Başkan Kocaoğlu burada yaptığı konuşmada, “Anıtlar, yazıtlar, kitaplar bir olayı, bir tarihi tespit etmek, gelecek kuşaklara aktarmak ve unutturmamak için, buradan alınan dersi tüm insanlığa anlatmak için yapılıyor. Bu anıt da Buca’da, İzmir’de soykırımı lanetlemek için yapıldı ve ilelebet yaşayacak” dedi.

Kentin 8 yıllık belediye başkanı olarak hep adaletten, hep birlik ve beraberlikten yana olduğunu belirten Başkan Aziz Kocaoğlu, “Hep devletimi, milletimi ve insanımı sevdim. Birlik olalım, birlik olduğumuz zaman yapamayacağımız hiçbir şey yoktur. Birlik olduğumuz zaman bize yapılacak hiçbir kötülük yoktur” diye konuştu.

Buca Belediye Başkanı Ercan Tatı’nın evsahipliğini yaptığı açılış ve anma törenine Başkan Aziz Kocaoğlu’nun yanı sıra İzmir milletvekilleri Musa Çam ve Oğuz Oyan, İzmir Bosna Sancak Kültür ve Yardımlaşma Derneği Yönetim Kurulu Başkanı Abdullah Gül, Bosna Hersek Büyükelçi Müşteşarı Sabit Subasic ve İzmirliler katıldı.

CHP Genel Başkanı Kemal Kılıçdaroğlu da açılış törenine gönderdiği mesajda, “İnsan yaşam ve haklarını zarara uğratan veya sona erdiren her türlü eyleme daima karşıyız. Bundan 17 yıl önce Srebrenitsa’da yaşanan katliam tüm insanlık için çok büyük ve ağır bir ayıptır. Tarihte yerini affedilmez bir suç olarak alacaktır. Bu çok anlamlı açılışın tüm insanlığa umut ve barış mesajı vermesinde etkili olmasını diliyorum” dedi.

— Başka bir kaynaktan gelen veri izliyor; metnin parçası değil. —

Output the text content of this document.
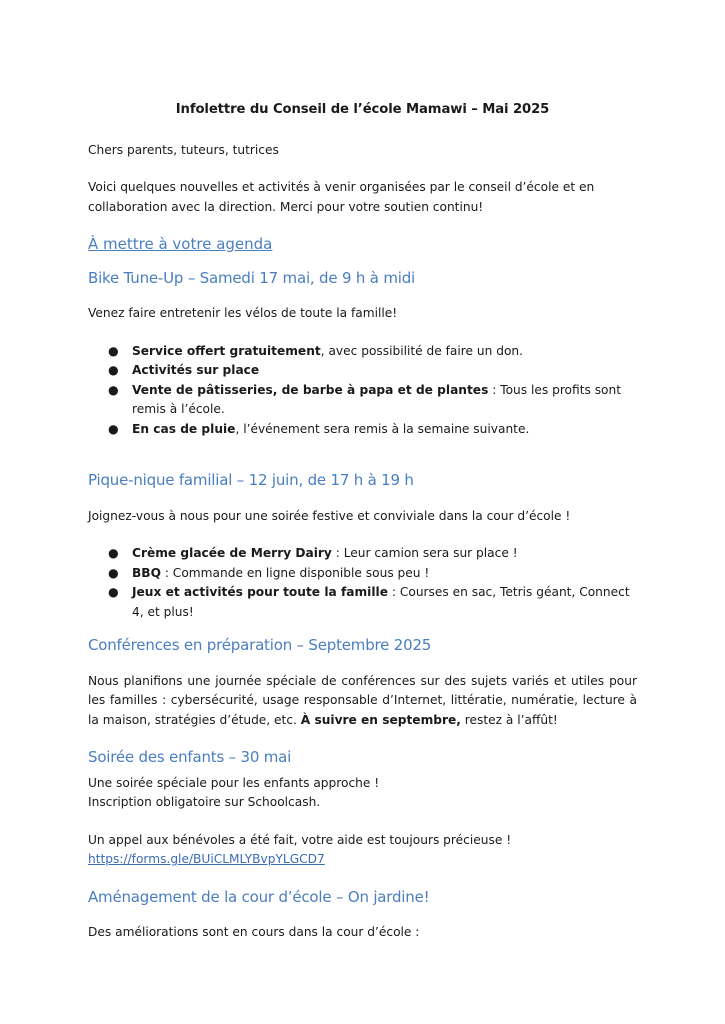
Infolettre du Conseil de l’école Mamawi – Mai 2025

Chers parents, tuteurs, tutrices

Voici quelques nouvelles et activités à venir organisées par le conseil d’école et en collaboration avec la direction. Merci pour votre soutien continu!

À mettre à votre agenda
Bike Tune-Up – Samedi 17 mai, de 9 h à midi

Venez faire entretenir les vélos de toute la famille!

● Service offert gratuitement, avec possibilité de faire un don.
● Activités sur place
● Vente de pâtisseries, de barbe à papa et de plantes : Tous les profits sont remis à l’école.
● En cas de pluie, l’événement sera remis à la semaine suivante.
Pique-nique familial – 12 juin, de 17 h à 19 h

Joignez-vous à nous pour une soirée festive et conviviale dans la cour d’école !

● Crème glacée de Merry Dairy : Leur camion sera sur place !
● BBQ : Commande en ligne disponible sous peu !
● Jeux et activités pour toute la famille : Courses en sac, Tetris géant, Connect 4, et plus!
Conférences en préparation – Septembre 2025

Nous planifions une journée spéciale de conférences sur des sujets variés et utiles pour les familles : cybersécurité, usage responsable d’Internet, littératie, numératie, lecture à la maison, stratégies d’étude, etc. À suivre en septembre, restez à l’affût!

Soirée des enfants – 30 mai

Une soirée spéciale pour les enfants approche !

Inscription obligatoire sur Schoolcash.

Un appel aux bénévoles a été fait, votre aide est toujours précieuse !

https://forms.gle/BUiCLMLYBvpYLGCD7

Aménagement de la cour d’école – On jardine!

Des améliorations sont en cours dans la cour d’école :
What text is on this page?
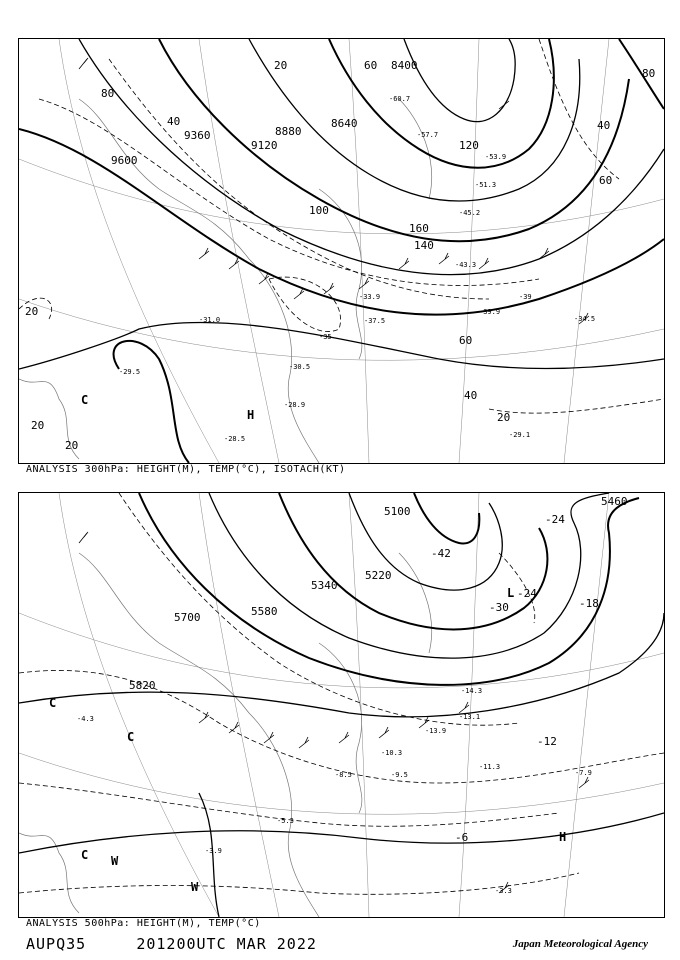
9600
9360
9120
8880
8640
8400
80
40
20	60
100
140
160
120
60
80
40
20
20
20
20
60
40
-31.0
-29.5
-30.5
-28.9
-28.5
-33.9
-37.5	-34.5
-39.9
-43.3
-45.2
-51.3
-53.9
-57.7
-60.7
-29.1
-35
-39
H
C
ANALYSIS 300hPa: HEIGHT(M), TEMP(°C), ISOTACH(KT)
5460
5100
5340
5220
5580
5700
5820
-42
-30
-24
-24
-18
-12
-6
-11.3
-10.3
-9.5
-8.5
-13.1
-14.3
-13.9
-3.3
-7.9
-4.3
-3.9
-5.3
H
L
C
C
C W
W
ANALYSIS 500hPa: HEIGHT(M), TEMP(°C)
AUPQ35	201200UTC MAR 2022	Japan Meteorological Agency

Buca Belediye Başkanı Ercan Tatı da gerekli izinleri alabildikleri takdirde, önümüzdeki 11 Temmuz’da aynı anıtı Srebenitsa’da da açmak istediklerini söyledi.

Tören sonunda Srebrenitsalı annelerin acılarını yansıtan, sanatçılar Ali Yaldır, Zafer Dağdeviren ve Derya Ersoy imzalı heykel, katılımcıların alkışları arasında açıldı.

Srebrenitsa’da ne oldu?

Srebrenitsa Soykırımı, 1991-1995 Yugoslavya İç Savaşı sırasında Sırp ordusunun Srebrenitsa’ya karşı giriştiği Krivaya '95 Harekâtı esnasında Temmuz 1995'te yaşanan ve en az 8372 Boşnak'ın öldürülmesi olayına verilen addır. Katliamda çok sayıda kadın ve küçük yaşta çocuk acımasızca öldürüldü.  Srebrenitsa Soykırımı, II. Dünya Savaşı'ndan bu yana Avrupa'da yaşanan en büyük toplu insan kıyımı olması ve Avrupa'daki hukuksal olarak ilk kez belgelenmiş soykırım olması açısından da önem taşıyor.